プリキュアシリーズの第18作目、『トロピカル~ジュ!プリキュア』(以下『トロピカル~ジュ』)が1月30日に幕を閉じました。
プリキュアシリーズは幼年女子をメインターゲットにしたアニメ作品ですが、近年はジェンダーの視点など社会的意義の視点から大人の話題にのぼります。2018年に始まった『HUGっと!プリキュア』(以下『HUGっと』)の「男の子だってプリキュアになれる」という展開を記憶している人も多いのではないでしょうか。他にもプリキュアに登場するダイバーシティ(多様性)への理解や前衛的な意思決定が、大人から見ても刺激的でした。
しかし『トロピカル~ジュ』は、社会的意義の方向から話題になることは比較的少ない作品でした。しかしそれは『トロピカル~ジュ』がメッセージの弱い作品だったという意味ではありません。むしろ、「社会の抑圧と戦う」方向とは違う、もう1つのプリキュアの本流に乗っている、と申し上げたいのです。
もう1つの本筋とは、「自分が本当にやりたいこと」を見つける大切さと難しさです。
『HUGっと』の<vs.社会の抑圧>とは別路線
まず簡単に『トロピカル~ジュ』のあらすじを紹介します。
海の女王を目指すわがまま人魚のローラが、海のピンチを救うために「プリキュア」を探して人間界にやって来ます。そこで人間の主人公・夏海まなつと出会います。

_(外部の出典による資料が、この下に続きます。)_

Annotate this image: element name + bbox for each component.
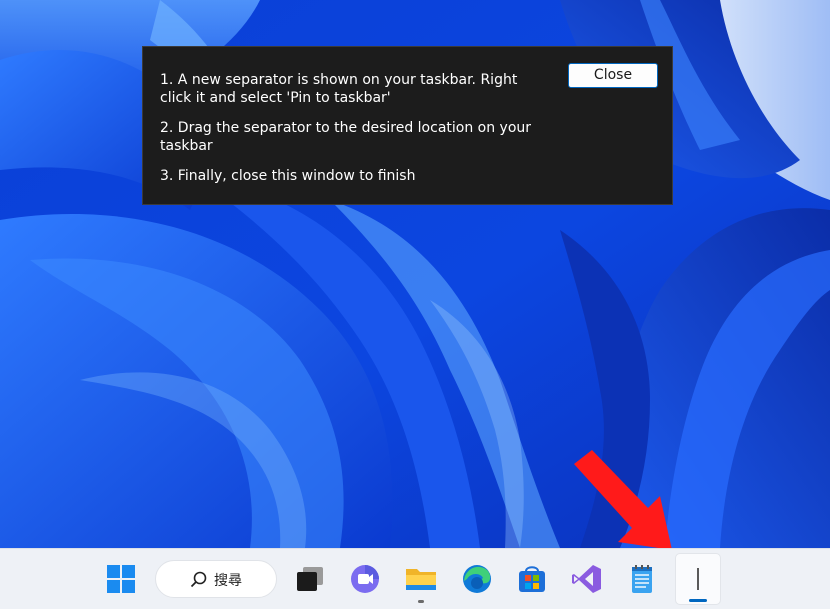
- instruction-steps: 1. A new separator is shown on your task…: [160, 71, 550, 197]
- search-label: 搜尋: [214, 573, 242, 589]
- close-button[interactable]: Close: [568, 63, 658, 88]
- search-box[interactable]: 搜尋: [155, 560, 277, 598]
- red-arrow-annotation: [568, 446, 678, 560]
- taskbar: 搜尋: [0, 548, 830, 609]
- taskbar-separator-item[interactable]: [675, 553, 721, 605]
- separator-icon: [697, 568, 699, 590]
- start-icon[interactable]: [103, 561, 139, 597]
- visual-studio-icon[interactable]: [569, 561, 605, 597]
- task-view-icon[interactable]: [292, 561, 328, 597]
- running-indicator: [418, 600, 424, 603]
- edge-icon[interactable]: [459, 561, 495, 597]
- active-indicator: [689, 599, 707, 602]
- instruction-dialog: 1. A new separator is shown on your task…: [142, 46, 673, 205]
- file-explorer-icon[interactable]: [403, 561, 439, 597]
- instruction-step: 1. A new separator is shown on your task…: [160, 72, 518, 106]
- instruction-step: 2. Drag the separator to the desired loc…: [160, 120, 532, 154]
- search-icon: [190, 571, 208, 593]
- notepad-icon[interactable]: [624, 561, 660, 597]
- teams-chat-icon[interactable]: [347, 561, 383, 597]
- instruction-step: 3. Finally, close this window to finish: [160, 168, 416, 184]
- store-icon[interactable]: [514, 561, 550, 597]
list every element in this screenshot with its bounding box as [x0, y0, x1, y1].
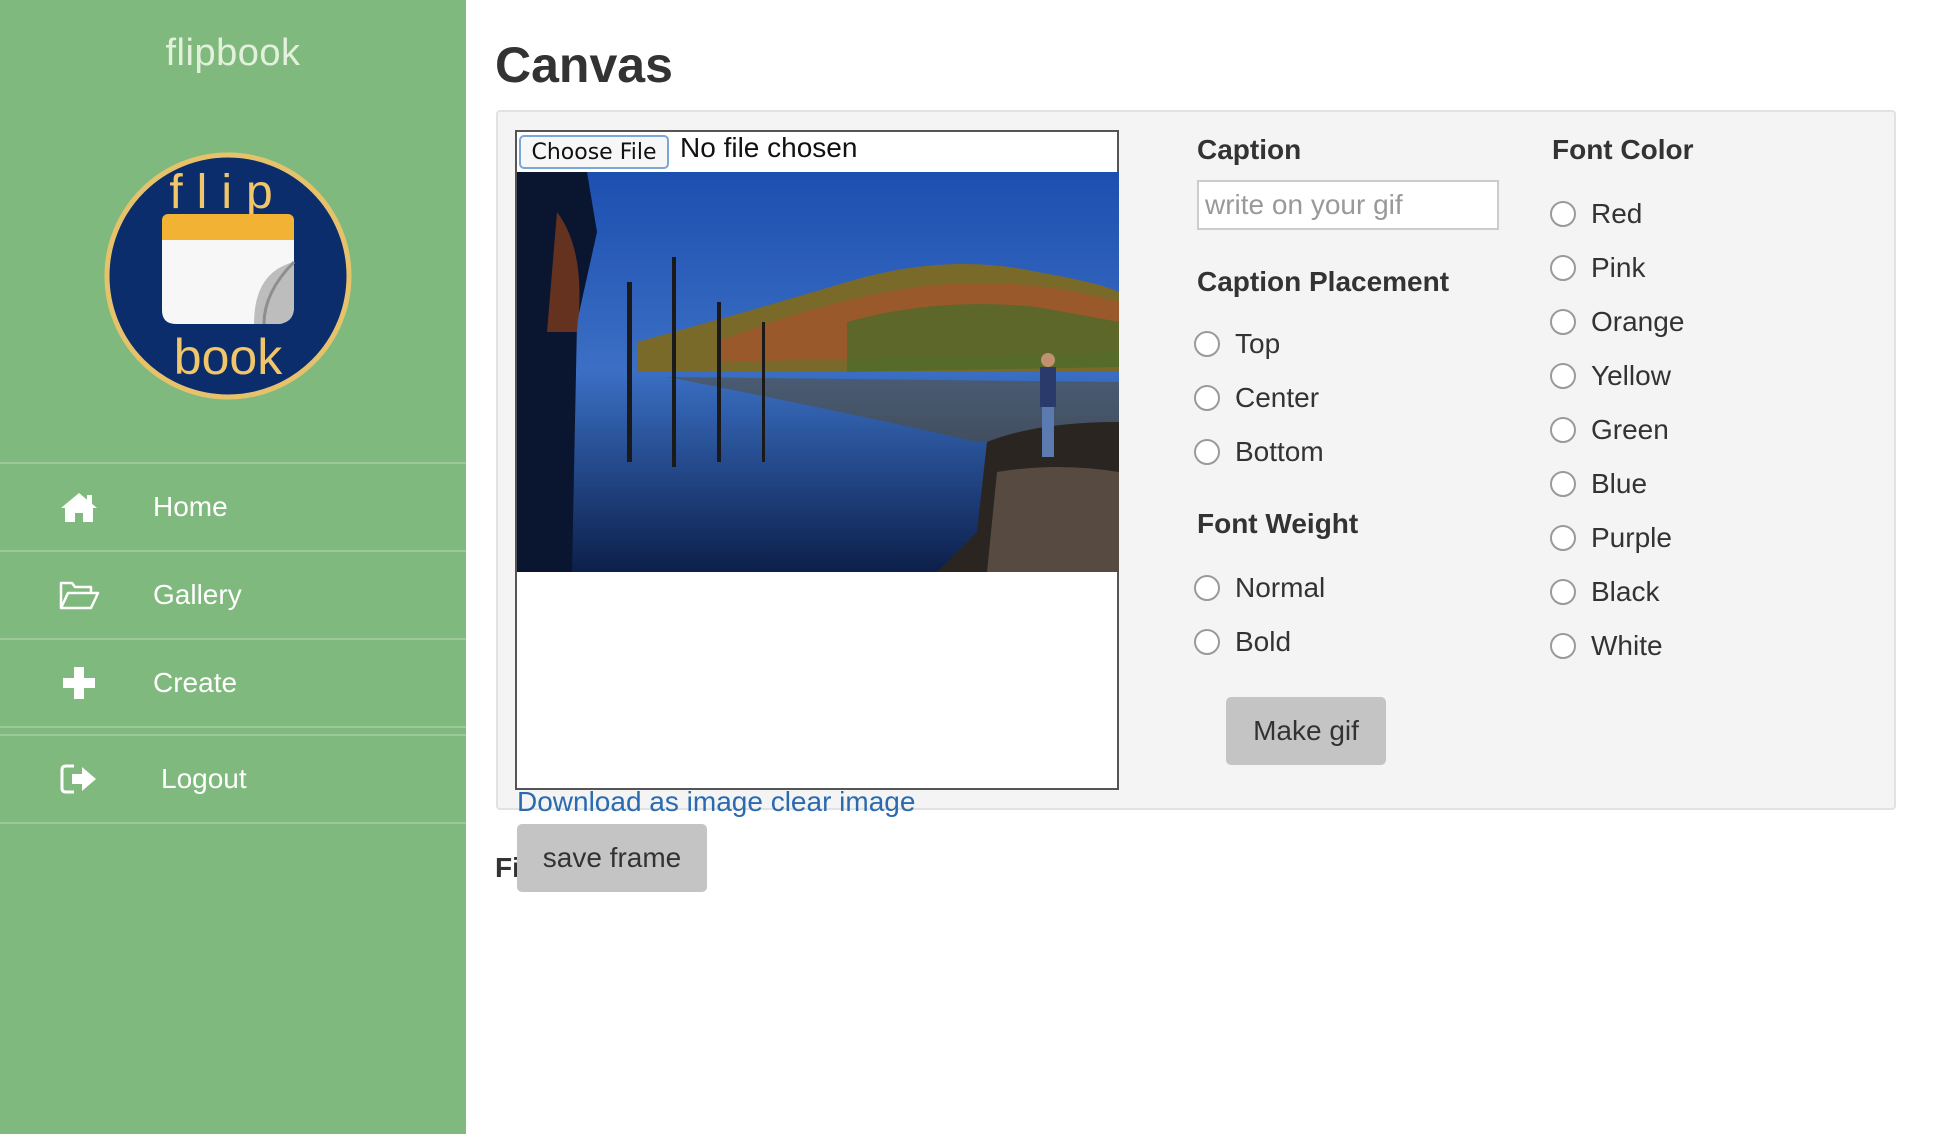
- radio-placement-bottom[interactable]: Bottom: [1194, 436, 1324, 468]
- sidebar-item-gallery[interactable]: Gallery: [0, 552, 466, 638]
- radio-label: Purple: [1591, 522, 1672, 553]
- radio-button[interactable]: [1550, 417, 1576, 443]
- radio-color-orange[interactable]: Orange: [1550, 306, 1684, 338]
- download-links: Download as image clear image: [517, 786, 915, 818]
- radio-label: Red: [1591, 198, 1643, 229]
- radio-button[interactable]: [1550, 579, 1576, 605]
- font-color-label: Font Color: [1552, 134, 1694, 165]
- radio-color-black[interactable]: Black: [1550, 576, 1659, 608]
- divider: [0, 822, 466, 824]
- radio-label: Top: [1235, 328, 1281, 359]
- radio-button[interactable]: [1194, 629, 1220, 655]
- canvas-photo: [517, 172, 1119, 572]
- radio-label: Green: [1591, 414, 1669, 445]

まなつとローラは学校で様々な仲間と出会い、プリキュアとして目覚めて海の魔女勢力と戦います。
はじめは自分のことしか考えなかった人魚のローラですが、人間の仲間たちと関係を深める過程で互いに人格的に成長し、自分たちが本当に「やりたいこと」とは何かを見つけようと試行錯誤していきます。
『HUGっと』などの社会の抑圧と戦う路線を<vs.社会の抑圧>と名付けるとすれば、『トロピカル~ジュ』のメインテーマは<vs.自己決定の難しさ>と言うことができると思います。
「今一番大事なことをやる!」と繰り返し謳い、登場人物たちは心の底から「やりたい」と感じたことを学校や街の人と協力しながら実現していきます。